When Dayan Viciedo broke in with the White Sox in mid-2010, fans had visions of a star in the making. His .321 on-base percentage and .519 slugging percentage yielded an .840 OPS.

Adjusted for ballpark effects and normalized to a scale where 100 is the league average, that was a 122 OPS-plus. He was 22 percent more productive than a league-average hitter.

His performances since haven’t been of star-caliber. In another partial season in 2011, his OPS/OPS-plus dropped to .641/74, followed by full seasons of .744/98 in 2012 and .731/94 last season.

Viciedo has been holding just below league-average OPS-plus, but he’s entering his age-25 season, two years shy of the average age of a player’s peak. Baseball history is littered with players who make breakthroughs at about his age.

On player-profile pages at Baseball-Reference.com,
there are lists of comparable players using similarity scores. Similarity scores were devised by Bill James during the 1980s and have been tweaked at Baseball-Reference. Any comparison of two players starts with a score of 1,000, then deducts points for ways in which the players’ statistics differ.

For Viciedo, the most similar player through age 24 is former outfielder-first baseman Mike Marshall, who played the bulk of his 11-year career with the Dodgers in the 1980s. Like Viciedo, Marshall had partial seasons at 21 and 22, then came up to stay at 23. In his first full season in 1983, he had a .782 OPS and a 117 OPS-plus with 17 home runs.
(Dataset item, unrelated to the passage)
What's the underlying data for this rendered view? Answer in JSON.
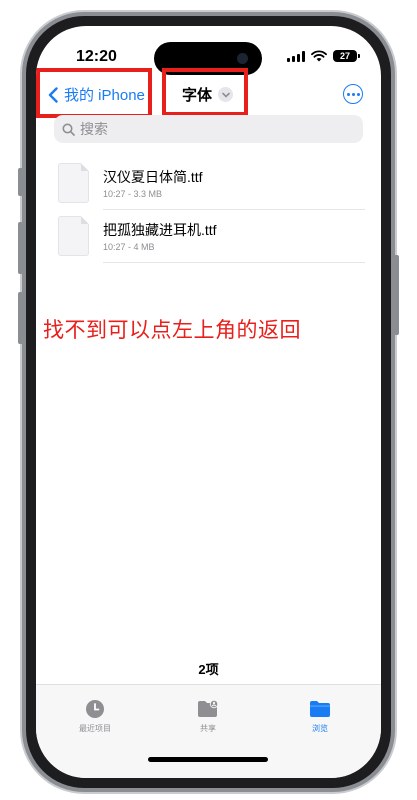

In 1984, he dipped to .753/112 with 21 homers.

At 25, Marshall had his breakthrough. He soared to an .857 OPS and a 141 OPS-plus with 28 homers. It was his best season by far.

What about the second-best comparison? That’s George Hendrick, who had a .767 OPS and a 120 OPS-plus for the Indians as a 24-year-old in 1974. He exceeded that OPS-plus seven times in his career, with a best of .873/145 at 27 for the Padres.
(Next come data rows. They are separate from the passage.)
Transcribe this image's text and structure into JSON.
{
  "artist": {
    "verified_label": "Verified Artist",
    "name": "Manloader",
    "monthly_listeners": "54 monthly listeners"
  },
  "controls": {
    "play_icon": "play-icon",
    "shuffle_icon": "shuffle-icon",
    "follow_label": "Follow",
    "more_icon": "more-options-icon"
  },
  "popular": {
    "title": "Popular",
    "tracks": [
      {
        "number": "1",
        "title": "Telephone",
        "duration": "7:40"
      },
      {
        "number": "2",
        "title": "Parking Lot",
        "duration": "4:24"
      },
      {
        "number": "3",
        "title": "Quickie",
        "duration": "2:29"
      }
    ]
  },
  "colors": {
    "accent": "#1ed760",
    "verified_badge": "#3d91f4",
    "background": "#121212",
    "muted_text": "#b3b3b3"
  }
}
Next is Joe Adcock. His best OPS-plus through age 24 was a 115 for the Reds in 1952. Two years later, he jumped to 134 for the Braves at 26, then to 152 for the Braves at 28.

Then comes Larry Walker, who had a 127 OPS-plus for the Expos at 24. He jumped to 141 at 25 and had a career best of 178 at 30 for the Rockies.

The picture gets less rosy as you scroll down the list. The fifth-most similar hitter to Viciedo, Carmelo Martinez, had his peak OPS-plus of 123 at 24. Jeremy Hermida had his best of 125 at 23. And Bernie Carbo never matched his age-22 season, when he had a 164 OPS-plus in 467 plate appearances.

There are no guarantees Viciedo will make a great leap forward. But it’s not too late, either. Similar players who have made that leap have done it within a year or two of his age.